I have multiple monitored csv files that are created every day at different times on a single server with a Universal Forwarder. Old files are deleted and completely new files are created. Each file is indexed when created and then again at 05:30 am the next day causing duplicate data.
Looking through Splunk>answers, I found where I should add the crcSalt = line in the [monitor] section of inputs.conf. I did this for one of the files and the file is still being indexed twice.
What else should I do to stop the second indexing?
I do find it interesting that the second indexing for these files happen at the same time. Is there some config that sets that time? Just wondering.
Thanks for any help provided.
Scott
You have something external to splunk that is updating the file's last modified date at 5:30 AM daily. Check your crontab, backup routines, log rotation routines, etc.
You have something external to splunk that is updating the file's last modified date at 5:30 AM daily. Check your crontab, backup routines, log rotation routines, etc.
Maybe the following can help - Logging best practices
Under Use rotation policies it speaks about - ...set up good rotation strategies ...
Wiping out the log file and starting a fresh one is not a good log practice.

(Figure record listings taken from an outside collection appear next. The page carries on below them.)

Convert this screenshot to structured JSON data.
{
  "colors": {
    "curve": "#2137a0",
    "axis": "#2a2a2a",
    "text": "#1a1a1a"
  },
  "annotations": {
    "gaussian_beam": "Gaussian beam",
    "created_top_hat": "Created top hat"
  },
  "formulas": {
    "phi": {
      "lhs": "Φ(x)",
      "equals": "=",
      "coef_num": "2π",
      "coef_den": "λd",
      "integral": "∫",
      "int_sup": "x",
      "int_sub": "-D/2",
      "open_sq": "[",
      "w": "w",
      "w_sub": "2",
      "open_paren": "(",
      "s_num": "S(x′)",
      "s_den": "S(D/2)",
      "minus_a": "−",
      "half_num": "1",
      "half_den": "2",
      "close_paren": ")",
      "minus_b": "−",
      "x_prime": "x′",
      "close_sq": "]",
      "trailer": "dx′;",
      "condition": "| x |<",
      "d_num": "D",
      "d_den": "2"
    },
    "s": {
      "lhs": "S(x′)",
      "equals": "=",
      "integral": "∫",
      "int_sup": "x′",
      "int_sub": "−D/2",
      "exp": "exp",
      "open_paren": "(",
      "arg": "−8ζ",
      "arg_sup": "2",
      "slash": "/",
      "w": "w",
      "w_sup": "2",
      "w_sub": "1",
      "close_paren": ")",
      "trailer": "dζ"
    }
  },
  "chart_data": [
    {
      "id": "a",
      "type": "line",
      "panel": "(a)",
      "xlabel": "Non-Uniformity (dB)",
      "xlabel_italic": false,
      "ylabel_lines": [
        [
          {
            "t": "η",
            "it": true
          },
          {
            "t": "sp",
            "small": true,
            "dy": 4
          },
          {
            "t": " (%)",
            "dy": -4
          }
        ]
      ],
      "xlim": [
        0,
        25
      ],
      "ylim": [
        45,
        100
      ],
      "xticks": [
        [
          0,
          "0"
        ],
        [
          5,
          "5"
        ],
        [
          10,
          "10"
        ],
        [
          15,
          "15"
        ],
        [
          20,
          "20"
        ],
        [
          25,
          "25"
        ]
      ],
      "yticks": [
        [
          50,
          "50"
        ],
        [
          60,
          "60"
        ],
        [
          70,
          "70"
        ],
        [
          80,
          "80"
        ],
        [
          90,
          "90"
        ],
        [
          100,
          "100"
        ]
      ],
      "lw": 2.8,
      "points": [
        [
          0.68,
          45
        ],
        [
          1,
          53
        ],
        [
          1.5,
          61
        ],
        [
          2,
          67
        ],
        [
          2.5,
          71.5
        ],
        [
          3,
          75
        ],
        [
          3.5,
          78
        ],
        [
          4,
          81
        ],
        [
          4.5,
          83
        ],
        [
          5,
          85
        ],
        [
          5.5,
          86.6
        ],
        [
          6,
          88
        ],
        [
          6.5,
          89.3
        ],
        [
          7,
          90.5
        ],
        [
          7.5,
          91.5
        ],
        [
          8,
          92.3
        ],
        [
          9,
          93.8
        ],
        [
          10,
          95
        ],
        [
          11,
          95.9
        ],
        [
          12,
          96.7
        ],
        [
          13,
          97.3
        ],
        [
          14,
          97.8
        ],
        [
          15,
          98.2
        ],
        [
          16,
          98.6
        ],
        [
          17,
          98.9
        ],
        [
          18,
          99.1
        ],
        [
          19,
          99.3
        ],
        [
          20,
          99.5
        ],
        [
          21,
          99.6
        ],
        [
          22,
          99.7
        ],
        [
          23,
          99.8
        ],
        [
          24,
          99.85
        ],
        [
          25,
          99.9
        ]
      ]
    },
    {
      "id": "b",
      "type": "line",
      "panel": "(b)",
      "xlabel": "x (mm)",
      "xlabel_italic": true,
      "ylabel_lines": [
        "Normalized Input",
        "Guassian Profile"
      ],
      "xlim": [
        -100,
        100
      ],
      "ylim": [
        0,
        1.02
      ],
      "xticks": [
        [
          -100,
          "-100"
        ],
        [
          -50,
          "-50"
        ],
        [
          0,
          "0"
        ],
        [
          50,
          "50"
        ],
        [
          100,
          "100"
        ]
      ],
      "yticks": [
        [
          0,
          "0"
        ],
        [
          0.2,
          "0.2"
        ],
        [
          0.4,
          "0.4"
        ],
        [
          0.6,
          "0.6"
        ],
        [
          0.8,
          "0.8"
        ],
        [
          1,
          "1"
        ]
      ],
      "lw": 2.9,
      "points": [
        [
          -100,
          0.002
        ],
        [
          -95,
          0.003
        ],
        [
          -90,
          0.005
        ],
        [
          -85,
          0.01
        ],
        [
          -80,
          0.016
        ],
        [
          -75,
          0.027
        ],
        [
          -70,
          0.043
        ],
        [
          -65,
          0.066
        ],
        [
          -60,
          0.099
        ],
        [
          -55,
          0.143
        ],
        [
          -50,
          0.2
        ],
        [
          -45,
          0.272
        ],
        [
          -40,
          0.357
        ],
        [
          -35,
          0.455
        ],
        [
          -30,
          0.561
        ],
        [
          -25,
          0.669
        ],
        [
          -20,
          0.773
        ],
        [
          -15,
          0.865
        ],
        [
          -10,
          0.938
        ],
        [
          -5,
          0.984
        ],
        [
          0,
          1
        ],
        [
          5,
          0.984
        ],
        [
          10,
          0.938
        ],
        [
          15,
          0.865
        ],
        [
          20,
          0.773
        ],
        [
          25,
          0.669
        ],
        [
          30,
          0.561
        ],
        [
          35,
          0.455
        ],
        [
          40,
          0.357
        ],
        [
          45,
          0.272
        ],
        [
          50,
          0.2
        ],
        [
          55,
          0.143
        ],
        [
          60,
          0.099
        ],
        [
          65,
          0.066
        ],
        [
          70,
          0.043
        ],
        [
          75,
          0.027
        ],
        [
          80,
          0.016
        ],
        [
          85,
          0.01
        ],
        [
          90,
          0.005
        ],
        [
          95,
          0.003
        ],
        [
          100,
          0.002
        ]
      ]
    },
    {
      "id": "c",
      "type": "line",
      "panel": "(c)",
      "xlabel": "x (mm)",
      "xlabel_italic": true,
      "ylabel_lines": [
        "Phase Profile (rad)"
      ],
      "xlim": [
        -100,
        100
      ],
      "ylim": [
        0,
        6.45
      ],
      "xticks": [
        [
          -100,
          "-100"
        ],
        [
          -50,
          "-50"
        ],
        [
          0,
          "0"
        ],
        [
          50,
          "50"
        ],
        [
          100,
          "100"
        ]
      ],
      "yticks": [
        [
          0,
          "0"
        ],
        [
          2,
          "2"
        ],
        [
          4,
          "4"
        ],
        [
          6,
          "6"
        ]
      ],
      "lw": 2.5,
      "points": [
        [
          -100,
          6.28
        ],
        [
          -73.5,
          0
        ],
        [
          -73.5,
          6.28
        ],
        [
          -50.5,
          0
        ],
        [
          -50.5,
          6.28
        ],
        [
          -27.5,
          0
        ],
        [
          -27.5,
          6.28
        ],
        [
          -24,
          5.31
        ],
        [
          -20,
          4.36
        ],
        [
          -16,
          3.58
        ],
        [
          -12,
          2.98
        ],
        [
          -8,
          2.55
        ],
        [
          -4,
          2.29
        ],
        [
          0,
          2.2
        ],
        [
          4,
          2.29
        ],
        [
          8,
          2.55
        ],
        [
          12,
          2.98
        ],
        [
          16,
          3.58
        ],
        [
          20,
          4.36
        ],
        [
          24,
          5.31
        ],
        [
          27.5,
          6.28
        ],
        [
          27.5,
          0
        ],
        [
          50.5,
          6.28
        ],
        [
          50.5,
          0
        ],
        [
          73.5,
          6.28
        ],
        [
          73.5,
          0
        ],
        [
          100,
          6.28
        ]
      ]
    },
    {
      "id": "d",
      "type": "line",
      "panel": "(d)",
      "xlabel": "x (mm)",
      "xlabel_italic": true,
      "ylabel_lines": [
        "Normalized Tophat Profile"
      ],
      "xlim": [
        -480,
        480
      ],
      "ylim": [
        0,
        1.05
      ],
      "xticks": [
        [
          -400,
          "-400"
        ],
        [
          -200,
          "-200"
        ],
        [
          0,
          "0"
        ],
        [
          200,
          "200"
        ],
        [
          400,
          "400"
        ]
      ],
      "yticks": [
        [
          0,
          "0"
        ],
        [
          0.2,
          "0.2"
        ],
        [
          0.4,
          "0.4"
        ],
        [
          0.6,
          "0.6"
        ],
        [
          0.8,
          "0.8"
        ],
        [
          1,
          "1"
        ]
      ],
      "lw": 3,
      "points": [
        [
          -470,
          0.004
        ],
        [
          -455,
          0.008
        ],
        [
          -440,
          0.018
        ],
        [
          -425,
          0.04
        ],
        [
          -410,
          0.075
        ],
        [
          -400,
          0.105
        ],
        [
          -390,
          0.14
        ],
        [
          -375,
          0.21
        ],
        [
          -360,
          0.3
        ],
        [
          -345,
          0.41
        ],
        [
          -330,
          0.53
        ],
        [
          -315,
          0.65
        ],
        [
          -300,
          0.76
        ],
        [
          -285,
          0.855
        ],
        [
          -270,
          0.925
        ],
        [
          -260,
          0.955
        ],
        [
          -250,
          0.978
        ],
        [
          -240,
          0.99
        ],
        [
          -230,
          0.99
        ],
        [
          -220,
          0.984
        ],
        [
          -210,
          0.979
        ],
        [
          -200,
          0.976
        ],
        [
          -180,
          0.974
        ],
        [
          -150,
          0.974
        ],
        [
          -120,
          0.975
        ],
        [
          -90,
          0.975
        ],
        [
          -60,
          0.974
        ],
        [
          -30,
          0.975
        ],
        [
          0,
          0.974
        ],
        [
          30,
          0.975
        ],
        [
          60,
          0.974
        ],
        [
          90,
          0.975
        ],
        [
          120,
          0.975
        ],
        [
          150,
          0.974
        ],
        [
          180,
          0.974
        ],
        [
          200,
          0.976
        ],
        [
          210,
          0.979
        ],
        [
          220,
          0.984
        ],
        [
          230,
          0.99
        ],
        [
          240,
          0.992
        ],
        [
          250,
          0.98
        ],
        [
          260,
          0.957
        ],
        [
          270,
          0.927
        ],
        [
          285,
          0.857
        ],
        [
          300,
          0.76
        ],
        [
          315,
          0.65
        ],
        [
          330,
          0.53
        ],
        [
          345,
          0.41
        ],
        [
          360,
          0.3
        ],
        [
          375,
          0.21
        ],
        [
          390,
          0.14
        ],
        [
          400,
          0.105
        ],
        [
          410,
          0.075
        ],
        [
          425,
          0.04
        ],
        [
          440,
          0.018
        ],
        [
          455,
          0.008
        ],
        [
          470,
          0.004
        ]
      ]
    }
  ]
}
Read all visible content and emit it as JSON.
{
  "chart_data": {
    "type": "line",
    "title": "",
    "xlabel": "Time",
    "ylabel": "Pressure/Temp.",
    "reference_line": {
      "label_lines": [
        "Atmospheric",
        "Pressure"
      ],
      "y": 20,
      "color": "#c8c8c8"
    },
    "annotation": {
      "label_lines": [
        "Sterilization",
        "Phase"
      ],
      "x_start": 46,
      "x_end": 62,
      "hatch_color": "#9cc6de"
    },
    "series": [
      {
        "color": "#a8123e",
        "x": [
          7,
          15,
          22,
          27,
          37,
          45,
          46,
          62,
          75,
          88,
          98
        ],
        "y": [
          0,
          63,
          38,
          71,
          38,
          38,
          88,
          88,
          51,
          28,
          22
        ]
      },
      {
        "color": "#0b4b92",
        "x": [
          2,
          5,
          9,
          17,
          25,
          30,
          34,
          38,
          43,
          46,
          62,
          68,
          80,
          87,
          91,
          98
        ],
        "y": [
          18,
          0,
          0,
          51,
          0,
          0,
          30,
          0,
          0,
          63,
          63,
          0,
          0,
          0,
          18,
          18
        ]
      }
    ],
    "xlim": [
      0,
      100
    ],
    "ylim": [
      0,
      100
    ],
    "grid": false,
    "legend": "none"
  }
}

These are not log files. An application creates a csv file showing itemnumber, username, logon time and logoff time for the previous day at 10:30 am. Splunk indexes the file at that time. Then at 05:30 the next day, the file is indexed again.
I have 3 other csv files created by different applications, that are created at different times but the second indexing is done at 05:30.
Fix the thing that is logging in such a silly fashion.
Could you be a little more specific? What entity should I be looking at that would be "logging in" in such a silly fashion?